Though Stambaugh perished more than five years ago, his father attended the ceremony overlooking the Flint Hills. As he heard the name of his son and his friends read during the ceremony, Mitchell Stambaugh was glad he made the trip from his home in Pennsylvania.

"It was honorable and emotional," the elder Stambaugh said. "I think it is awesome. It is awesome what they did here. I am looking out over the clouds. The scenery is beautiful. I have been to Arlington and this is just as nice of view."

The ceremony was an opportunity for families to reunite after years of not seeing each other, Stambaugh said.

"I actually broke up more when I heard their names more than my son's," Stambaugh said. "We are all family now. I am friends with most of their parents. I got to connect with (Staff Sgt. Ricardo) Seija's parents. We got to see them one time at Bliss when they had the memorial service there and that is the last we have seen them in five years."

Stones unveiled during the ceremony honored Soldiers who died while serving with the division overseas between 2006 and 2017.

"It does give you closure," Stambaugh said. "Memorializing means you will never forget them. I am so glad we came. It is quite an honor to be here. When I leave here I am going to have a great feeling. I do feel a sense of relieve and a sense of closure."

The addition of the names was spearheaded by Kevin West, chief of force modernization, 1st Inf. Div. It took West nearly 18 months of research to locate more than 80 of the 85 new service members.

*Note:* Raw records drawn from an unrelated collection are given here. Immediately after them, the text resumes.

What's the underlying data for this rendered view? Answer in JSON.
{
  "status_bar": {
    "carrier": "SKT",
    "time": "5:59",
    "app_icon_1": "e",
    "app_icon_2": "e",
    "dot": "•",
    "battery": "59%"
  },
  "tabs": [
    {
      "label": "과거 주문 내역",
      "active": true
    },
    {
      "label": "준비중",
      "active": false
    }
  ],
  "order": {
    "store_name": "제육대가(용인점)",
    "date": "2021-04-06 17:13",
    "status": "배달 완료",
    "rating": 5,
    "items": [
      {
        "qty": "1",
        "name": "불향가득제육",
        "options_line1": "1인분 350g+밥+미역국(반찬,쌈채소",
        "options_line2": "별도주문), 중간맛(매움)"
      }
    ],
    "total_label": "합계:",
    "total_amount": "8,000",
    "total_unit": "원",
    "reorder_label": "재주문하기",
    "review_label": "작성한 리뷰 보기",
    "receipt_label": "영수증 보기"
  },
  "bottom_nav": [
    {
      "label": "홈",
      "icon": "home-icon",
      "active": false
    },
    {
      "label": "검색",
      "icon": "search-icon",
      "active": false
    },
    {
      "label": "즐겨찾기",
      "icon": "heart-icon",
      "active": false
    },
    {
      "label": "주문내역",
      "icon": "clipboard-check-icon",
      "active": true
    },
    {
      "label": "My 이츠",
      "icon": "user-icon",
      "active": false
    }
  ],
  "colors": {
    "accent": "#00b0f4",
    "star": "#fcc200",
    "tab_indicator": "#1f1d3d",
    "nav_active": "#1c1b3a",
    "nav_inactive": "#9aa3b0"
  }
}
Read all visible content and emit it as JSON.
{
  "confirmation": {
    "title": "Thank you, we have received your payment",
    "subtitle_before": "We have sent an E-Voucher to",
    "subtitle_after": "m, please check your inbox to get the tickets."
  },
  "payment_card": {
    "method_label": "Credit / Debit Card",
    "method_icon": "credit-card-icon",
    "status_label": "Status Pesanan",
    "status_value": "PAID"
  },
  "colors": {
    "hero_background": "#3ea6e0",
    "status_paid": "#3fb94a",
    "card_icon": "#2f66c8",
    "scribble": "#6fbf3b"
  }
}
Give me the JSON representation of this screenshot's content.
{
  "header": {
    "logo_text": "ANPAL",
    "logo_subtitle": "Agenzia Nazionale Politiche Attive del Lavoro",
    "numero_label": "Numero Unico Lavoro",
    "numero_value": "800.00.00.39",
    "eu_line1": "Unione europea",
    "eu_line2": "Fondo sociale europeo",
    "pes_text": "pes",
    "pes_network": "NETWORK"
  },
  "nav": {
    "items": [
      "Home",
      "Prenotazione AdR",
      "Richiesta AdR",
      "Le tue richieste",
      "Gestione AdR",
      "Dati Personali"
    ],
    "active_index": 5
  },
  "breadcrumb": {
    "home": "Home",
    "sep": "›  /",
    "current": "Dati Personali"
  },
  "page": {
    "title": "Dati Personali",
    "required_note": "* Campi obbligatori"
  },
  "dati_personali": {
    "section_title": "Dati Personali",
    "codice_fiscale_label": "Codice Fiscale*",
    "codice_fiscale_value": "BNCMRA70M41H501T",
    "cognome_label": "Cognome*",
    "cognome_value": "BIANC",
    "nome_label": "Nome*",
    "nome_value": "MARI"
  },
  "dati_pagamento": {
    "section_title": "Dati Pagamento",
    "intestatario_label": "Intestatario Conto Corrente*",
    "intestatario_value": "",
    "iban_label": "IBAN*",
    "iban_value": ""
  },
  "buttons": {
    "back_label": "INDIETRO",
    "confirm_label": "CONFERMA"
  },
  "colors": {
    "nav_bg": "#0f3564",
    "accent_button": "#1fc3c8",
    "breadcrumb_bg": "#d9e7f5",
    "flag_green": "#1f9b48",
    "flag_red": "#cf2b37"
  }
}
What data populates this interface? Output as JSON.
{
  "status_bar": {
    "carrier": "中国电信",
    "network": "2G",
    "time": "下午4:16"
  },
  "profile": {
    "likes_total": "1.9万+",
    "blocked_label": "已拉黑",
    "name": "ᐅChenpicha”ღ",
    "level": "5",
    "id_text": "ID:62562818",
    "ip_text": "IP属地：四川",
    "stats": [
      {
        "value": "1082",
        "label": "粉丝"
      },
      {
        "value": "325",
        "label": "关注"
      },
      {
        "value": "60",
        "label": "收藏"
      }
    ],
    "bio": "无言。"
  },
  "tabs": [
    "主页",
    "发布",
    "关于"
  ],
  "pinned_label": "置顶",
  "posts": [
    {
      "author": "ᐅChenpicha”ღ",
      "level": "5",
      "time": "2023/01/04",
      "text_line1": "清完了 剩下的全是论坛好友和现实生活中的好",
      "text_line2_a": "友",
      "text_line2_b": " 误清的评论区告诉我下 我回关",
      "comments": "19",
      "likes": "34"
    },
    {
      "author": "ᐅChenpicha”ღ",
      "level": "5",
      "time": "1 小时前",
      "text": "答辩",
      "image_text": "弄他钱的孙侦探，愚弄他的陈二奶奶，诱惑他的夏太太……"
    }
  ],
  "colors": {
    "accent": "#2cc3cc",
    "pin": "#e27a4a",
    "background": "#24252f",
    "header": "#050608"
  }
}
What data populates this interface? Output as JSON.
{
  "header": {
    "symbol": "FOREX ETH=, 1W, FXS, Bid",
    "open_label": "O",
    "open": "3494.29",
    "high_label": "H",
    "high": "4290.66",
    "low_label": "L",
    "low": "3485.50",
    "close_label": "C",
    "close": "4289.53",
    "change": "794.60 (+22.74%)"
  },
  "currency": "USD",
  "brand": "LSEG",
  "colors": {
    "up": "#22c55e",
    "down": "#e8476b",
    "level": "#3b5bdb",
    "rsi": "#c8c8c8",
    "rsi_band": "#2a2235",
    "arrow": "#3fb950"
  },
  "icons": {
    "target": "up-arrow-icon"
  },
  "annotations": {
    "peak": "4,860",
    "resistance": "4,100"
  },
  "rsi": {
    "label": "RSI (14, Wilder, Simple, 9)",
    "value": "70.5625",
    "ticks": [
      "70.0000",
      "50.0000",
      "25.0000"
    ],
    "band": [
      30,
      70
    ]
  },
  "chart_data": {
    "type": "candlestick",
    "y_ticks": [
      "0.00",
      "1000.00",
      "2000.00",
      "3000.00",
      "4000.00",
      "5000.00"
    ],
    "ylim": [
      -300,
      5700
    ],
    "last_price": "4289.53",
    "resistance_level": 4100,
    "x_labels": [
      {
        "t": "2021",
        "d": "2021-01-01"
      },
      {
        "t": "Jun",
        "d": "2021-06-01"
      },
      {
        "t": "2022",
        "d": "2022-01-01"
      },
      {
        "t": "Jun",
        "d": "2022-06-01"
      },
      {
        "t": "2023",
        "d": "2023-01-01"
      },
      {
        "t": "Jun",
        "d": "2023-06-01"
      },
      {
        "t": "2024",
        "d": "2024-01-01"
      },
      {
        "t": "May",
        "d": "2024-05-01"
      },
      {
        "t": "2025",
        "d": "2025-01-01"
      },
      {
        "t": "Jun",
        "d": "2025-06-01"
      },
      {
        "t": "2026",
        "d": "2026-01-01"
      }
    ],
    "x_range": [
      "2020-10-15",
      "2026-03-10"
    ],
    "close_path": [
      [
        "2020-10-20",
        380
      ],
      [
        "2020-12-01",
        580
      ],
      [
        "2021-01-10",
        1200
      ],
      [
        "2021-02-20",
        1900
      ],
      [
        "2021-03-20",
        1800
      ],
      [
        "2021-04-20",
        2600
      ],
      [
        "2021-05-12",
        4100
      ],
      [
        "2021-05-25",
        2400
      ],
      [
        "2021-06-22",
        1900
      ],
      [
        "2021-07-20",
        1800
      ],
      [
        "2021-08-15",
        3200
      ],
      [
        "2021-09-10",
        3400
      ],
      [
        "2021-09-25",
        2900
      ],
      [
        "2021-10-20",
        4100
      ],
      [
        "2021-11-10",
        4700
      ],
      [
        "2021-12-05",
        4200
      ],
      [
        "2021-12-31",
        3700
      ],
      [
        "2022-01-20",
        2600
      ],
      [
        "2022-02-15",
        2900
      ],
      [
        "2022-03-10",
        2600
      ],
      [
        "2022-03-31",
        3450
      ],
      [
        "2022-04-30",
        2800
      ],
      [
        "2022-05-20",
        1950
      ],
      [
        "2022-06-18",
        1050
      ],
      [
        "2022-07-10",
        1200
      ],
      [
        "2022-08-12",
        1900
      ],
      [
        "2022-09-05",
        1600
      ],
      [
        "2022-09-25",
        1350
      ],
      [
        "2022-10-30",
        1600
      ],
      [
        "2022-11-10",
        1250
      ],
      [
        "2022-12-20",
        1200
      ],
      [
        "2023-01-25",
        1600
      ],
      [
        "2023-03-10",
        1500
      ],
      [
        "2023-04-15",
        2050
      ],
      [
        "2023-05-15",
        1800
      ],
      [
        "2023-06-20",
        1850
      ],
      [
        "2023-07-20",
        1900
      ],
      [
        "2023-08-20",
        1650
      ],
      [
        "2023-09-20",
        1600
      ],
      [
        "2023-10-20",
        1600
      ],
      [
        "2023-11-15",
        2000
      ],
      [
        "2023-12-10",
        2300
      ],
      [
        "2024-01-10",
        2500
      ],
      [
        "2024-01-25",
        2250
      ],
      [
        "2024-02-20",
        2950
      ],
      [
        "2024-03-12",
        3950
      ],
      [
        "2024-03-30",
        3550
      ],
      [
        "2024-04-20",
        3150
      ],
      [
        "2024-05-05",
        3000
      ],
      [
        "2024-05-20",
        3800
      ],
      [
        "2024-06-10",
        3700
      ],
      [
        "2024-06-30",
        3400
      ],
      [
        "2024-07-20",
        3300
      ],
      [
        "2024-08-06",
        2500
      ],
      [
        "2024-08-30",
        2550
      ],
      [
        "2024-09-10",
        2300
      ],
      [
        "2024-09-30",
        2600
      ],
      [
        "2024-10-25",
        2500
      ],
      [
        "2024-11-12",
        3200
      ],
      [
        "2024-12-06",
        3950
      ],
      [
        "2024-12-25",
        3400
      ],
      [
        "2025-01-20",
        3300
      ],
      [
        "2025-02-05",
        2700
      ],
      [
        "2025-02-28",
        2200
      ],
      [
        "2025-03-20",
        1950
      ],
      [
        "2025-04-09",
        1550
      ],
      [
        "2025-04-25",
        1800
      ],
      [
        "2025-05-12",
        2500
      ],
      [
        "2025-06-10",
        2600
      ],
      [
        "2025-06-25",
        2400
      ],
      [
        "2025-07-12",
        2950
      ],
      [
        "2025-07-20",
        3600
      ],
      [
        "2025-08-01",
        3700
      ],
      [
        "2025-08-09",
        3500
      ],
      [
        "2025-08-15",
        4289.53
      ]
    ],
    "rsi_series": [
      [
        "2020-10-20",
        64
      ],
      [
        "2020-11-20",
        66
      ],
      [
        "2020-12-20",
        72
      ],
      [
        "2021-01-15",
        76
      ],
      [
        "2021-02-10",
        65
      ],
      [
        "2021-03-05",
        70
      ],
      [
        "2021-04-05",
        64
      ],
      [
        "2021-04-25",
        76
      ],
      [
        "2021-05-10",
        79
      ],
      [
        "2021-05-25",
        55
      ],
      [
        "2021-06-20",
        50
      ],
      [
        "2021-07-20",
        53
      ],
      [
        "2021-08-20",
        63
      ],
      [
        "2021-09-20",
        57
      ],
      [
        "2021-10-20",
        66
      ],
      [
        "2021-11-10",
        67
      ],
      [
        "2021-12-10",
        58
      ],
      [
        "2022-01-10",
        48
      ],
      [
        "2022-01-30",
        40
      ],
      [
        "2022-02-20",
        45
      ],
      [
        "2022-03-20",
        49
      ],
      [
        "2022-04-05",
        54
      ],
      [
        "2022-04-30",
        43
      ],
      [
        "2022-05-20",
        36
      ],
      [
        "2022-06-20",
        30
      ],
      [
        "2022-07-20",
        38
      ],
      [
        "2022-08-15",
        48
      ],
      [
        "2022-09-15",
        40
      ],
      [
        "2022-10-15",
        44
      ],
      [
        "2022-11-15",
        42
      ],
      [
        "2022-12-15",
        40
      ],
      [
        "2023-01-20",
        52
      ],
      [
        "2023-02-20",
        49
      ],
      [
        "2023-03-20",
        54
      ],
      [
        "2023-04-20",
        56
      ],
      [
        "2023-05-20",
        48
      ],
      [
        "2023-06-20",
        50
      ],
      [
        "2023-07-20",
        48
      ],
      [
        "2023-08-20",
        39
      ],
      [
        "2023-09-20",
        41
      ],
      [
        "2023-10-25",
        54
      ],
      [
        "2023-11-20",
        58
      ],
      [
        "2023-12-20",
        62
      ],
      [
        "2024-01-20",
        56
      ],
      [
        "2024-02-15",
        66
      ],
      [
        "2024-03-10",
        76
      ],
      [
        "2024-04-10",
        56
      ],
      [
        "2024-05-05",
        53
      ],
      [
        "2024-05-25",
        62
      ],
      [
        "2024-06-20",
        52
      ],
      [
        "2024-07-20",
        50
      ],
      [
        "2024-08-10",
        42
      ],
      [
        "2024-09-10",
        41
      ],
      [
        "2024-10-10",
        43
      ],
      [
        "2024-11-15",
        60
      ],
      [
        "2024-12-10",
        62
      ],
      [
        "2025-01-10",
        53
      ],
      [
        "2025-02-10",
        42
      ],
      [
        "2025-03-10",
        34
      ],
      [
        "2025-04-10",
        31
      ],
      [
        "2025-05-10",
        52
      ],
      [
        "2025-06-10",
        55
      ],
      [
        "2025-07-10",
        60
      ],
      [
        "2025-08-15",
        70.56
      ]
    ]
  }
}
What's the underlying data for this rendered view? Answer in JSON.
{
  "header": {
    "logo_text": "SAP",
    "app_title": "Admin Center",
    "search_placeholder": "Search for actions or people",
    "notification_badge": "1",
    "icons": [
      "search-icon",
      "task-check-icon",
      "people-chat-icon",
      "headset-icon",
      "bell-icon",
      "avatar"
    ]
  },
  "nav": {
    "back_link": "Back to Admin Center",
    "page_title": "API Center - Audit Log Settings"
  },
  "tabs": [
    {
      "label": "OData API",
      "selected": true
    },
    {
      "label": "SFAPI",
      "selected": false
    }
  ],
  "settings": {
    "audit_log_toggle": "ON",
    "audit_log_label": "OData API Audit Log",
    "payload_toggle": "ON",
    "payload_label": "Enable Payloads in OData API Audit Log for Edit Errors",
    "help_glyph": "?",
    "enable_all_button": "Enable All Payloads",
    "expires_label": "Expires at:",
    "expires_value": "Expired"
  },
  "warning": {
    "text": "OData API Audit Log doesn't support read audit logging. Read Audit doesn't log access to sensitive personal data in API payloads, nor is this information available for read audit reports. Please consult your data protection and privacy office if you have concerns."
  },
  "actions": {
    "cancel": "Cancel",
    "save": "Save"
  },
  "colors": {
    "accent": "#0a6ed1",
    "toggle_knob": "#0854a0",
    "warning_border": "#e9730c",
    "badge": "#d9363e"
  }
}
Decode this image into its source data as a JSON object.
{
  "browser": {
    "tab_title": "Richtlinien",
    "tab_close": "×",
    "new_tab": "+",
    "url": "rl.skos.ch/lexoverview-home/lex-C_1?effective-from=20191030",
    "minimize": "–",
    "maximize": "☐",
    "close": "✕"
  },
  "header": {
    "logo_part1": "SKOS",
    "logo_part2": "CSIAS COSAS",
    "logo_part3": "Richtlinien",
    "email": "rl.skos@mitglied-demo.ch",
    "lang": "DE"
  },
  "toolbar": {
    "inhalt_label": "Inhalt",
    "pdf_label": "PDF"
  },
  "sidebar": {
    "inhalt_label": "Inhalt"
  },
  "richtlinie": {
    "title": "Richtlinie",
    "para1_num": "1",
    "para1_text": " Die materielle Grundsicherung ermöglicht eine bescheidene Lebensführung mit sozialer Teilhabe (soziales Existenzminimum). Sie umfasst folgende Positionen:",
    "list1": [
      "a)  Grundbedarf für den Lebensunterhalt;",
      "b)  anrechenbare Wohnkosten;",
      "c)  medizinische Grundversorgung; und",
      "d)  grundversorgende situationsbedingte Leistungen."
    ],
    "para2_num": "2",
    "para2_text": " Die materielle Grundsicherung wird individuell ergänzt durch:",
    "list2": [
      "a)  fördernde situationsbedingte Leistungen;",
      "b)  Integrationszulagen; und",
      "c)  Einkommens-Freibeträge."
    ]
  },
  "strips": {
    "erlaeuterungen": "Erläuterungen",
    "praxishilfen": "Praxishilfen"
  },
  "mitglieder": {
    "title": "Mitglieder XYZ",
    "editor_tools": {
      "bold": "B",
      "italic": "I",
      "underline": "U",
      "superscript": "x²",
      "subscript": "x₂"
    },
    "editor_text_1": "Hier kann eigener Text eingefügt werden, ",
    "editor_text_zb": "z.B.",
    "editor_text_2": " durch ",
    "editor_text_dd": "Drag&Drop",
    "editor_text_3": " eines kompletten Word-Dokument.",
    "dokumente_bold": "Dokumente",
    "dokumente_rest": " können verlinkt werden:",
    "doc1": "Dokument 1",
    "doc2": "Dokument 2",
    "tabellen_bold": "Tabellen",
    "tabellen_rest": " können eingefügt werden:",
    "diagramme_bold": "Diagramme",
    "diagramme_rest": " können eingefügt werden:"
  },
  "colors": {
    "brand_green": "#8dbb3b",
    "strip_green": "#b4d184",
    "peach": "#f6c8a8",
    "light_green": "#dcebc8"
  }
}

"We were pretty consistently adding names of Soldiers, Sailors, Airmen and Marines who had been attached to the division or divisional units and died in theater, but the way we were deploying with the brigades and battalions deploying separately from the division, sometimes we weren't completely accurate on who had attached," West said. "I noticed a couple of attachments going back to '07 and '08 that had inadvertently been left off. I don't think the division knew they should have been on there."

West was present at the ceremony to witness his work come to fruition.

"I am satisfied," West said. "It's the right thing to do. It's good to be able to recognize the sacrifice of them and their loved ones."